TORONTO - As of May 17, Ontario reported 22,653 confirmed positive cases of Covid-19. In that context, the province has entered phase one of opening the economy, in a cautious effort to return to a “new normal”.
Some tabulations are encouraging; for example, Ontario's numbers also show that 17,360 of cases have been resolved. This represents a 76.6% recovery among confirmed positive cases. Few other jurisdictions in our daily world-wide updates indicate such positivity.
Nonetheless, Covid-19 has sadly claimed the lives of 1,881 people in Ontario. Of that number, 1,388 were residents in Long Term Care Homes (LTCH). It seems that we are collectively just beginning to understand the impact of such data: the deaths of seniors living in LTCH represent 74% of all Covid-19 related deaths in the province (chart 1).
In Ontario, there are 651 LTCH operating under licence granted by the Ministry of Long Term Care (MLTC). Each unit operates its own individual license. But not all license owners (licensees) operate the program or own the buildings that house the seniors under their care. Several have drawn public attention for their handling of the spread of the virus.
The top five owners and/or operators are: Sienna Senior Living, Extendicare, Southbridge (for which Extendicare Assist, a division of Extendicare Canada Inc., oversees the operations of their homes), Chartwell and Schlegel Villages. Combined, these top owners and/or operators are responsible for 148 LTCH. This represents 22.7% of all LTCH operating in Ontario (see chart 2).
The number is taken from a compilation of their self-declared totals either on their websites or/and from the MLTC. There are [minor] divergences. It is a business. Yet all of these businesses depend to an extent on Provincial government funding. To that extent, one could conclude that they are partners of Government in delivering this part of its Health policy. Based on data that is self-reported by the LTCH to the Ministry of Long Term Care (MLTC) and publicly made available on the province of Ontario's website (May 17), 512 deaths of the 1,388 cited above, occurred in these 148 LTCH (chart 3).

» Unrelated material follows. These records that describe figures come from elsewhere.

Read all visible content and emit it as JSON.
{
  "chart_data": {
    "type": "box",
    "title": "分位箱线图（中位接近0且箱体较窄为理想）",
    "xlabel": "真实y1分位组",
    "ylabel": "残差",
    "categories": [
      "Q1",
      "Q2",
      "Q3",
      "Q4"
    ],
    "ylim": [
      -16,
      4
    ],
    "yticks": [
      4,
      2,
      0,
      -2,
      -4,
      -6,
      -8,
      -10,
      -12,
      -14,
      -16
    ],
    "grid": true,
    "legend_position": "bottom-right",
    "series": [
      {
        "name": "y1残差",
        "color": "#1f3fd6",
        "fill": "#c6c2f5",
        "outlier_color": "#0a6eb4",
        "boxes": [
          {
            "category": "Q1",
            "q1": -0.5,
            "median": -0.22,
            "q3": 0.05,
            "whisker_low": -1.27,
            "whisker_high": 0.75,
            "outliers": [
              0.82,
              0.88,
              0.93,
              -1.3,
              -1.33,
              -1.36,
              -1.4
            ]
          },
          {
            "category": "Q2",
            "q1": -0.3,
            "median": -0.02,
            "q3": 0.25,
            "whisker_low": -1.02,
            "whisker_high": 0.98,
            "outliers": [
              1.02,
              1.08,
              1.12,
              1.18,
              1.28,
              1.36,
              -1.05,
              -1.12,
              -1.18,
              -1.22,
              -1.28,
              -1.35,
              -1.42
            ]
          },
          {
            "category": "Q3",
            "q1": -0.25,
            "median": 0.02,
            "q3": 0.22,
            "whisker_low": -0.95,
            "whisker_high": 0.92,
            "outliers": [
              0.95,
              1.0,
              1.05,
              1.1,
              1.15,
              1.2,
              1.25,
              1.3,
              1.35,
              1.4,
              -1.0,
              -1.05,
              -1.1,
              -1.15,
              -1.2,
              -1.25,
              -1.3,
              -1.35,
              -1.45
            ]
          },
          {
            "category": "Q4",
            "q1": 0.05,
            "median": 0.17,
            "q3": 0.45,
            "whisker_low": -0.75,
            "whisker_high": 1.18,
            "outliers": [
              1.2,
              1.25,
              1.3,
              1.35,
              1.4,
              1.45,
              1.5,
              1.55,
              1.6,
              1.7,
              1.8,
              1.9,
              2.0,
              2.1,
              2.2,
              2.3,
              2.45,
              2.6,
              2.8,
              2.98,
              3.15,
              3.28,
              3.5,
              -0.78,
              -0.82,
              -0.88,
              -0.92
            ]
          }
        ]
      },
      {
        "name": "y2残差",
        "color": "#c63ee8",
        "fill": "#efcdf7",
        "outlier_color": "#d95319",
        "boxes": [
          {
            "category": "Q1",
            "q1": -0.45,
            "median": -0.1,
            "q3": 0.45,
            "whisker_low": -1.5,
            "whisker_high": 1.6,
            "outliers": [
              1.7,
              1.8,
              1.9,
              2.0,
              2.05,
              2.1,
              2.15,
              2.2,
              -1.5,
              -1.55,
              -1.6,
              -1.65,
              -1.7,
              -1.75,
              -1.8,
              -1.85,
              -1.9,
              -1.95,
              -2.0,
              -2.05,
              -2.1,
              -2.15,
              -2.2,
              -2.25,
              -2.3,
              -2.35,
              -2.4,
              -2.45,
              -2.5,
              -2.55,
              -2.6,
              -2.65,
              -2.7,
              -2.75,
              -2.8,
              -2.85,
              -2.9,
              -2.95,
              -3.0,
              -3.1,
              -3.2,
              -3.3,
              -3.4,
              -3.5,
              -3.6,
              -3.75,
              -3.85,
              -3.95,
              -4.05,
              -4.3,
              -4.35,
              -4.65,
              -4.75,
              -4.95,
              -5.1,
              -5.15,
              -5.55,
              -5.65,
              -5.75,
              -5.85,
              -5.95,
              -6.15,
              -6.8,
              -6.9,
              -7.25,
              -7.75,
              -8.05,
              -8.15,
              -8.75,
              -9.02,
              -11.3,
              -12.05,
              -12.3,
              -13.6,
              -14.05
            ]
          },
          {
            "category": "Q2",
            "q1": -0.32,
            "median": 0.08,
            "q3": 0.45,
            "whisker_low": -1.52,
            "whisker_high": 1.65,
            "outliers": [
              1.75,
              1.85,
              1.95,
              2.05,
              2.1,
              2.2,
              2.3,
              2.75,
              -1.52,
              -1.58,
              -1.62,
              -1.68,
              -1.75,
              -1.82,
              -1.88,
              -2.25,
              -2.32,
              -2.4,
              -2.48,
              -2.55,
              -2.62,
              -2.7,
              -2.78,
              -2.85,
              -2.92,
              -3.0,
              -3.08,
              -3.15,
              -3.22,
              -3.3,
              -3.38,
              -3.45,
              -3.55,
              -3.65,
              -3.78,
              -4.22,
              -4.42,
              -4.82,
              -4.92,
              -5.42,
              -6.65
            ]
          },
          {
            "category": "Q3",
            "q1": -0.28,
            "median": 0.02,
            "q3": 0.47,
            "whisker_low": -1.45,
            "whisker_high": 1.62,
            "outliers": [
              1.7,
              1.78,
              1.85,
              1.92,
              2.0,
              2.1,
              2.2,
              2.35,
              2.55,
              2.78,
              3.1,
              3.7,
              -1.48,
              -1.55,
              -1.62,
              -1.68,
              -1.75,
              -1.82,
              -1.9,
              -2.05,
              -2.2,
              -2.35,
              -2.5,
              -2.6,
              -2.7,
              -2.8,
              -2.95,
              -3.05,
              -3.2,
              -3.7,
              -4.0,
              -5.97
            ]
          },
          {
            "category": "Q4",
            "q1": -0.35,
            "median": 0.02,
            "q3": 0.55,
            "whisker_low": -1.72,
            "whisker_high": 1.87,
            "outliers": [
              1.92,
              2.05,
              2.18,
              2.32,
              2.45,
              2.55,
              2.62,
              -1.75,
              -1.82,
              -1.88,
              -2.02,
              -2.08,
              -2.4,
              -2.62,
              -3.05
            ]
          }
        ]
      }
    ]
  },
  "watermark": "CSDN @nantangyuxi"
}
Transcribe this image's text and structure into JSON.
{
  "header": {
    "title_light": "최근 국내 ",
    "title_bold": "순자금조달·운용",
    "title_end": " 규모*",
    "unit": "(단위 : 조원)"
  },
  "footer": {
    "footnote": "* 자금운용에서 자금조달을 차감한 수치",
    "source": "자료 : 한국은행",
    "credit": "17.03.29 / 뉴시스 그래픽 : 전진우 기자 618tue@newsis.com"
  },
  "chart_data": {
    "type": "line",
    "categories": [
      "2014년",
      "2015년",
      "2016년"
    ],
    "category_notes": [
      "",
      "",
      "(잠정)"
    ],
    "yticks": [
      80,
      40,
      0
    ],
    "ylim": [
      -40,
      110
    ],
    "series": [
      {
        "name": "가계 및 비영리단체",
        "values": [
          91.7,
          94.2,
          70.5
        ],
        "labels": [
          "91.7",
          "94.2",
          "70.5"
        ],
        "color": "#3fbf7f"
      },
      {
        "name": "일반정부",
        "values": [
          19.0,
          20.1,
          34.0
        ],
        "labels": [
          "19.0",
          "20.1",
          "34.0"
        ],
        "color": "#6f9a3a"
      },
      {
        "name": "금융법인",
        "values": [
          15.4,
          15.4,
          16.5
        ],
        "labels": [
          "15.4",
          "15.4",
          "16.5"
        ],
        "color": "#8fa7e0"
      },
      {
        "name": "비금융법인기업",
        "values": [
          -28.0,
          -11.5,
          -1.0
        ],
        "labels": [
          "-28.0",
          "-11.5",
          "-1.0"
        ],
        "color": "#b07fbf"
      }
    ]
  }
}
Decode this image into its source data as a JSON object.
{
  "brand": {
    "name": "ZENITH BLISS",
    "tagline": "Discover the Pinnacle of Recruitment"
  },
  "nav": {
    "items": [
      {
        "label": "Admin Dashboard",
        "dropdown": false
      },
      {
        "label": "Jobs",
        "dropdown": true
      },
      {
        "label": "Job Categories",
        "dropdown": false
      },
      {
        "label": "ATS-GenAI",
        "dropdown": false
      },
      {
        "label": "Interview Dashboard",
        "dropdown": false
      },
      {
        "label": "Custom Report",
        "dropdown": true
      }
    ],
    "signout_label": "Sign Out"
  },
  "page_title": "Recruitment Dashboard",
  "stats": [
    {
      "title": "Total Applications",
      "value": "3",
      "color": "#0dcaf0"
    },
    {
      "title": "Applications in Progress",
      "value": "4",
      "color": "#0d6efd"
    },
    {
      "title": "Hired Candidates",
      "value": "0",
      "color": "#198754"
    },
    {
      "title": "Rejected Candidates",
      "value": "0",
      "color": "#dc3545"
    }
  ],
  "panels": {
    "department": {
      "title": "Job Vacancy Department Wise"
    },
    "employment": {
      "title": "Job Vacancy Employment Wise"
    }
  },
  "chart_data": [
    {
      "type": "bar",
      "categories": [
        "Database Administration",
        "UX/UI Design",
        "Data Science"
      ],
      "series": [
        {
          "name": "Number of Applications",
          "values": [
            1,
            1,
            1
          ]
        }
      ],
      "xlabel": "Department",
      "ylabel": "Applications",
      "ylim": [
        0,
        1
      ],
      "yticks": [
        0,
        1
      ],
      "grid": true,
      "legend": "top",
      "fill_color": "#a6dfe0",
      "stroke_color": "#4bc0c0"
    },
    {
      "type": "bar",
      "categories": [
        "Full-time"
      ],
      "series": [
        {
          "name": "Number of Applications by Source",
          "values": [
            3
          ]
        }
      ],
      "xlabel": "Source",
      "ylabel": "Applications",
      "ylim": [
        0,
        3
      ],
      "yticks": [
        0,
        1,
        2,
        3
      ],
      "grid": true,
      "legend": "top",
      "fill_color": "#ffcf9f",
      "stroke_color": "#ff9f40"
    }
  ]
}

This represents a disconcerting 37% (36.9% to be exact) of all deaths that occurred in LTCH across the province (Chart 2). The locations where they occurred are under the ownership and/or management of these top fi ve operators. This is truly cause for alarm. All LTCH in Ontario are required to follow the guidelines, standards and obligations outlined by the government, including these top fi ve owners and/or operators.
It is not immediately apparent that they co-ordinate all their actions, even if they share in the funding of the associations structured to lobby government.
Last week, Ontario NDP leader Andrea Horwath called for a public inquiry into the government's handling of the crisis in LTCH. In response, Premier Doug Ford said that a "complete review" would be conducted into the province's long term care sector.
That is not the same as an inquiry which might look into cause and consequence.
One thing is certain, neither review nor investigation can possibly occur without examining the corporate structure and corporate culture of the leadership in these organizations.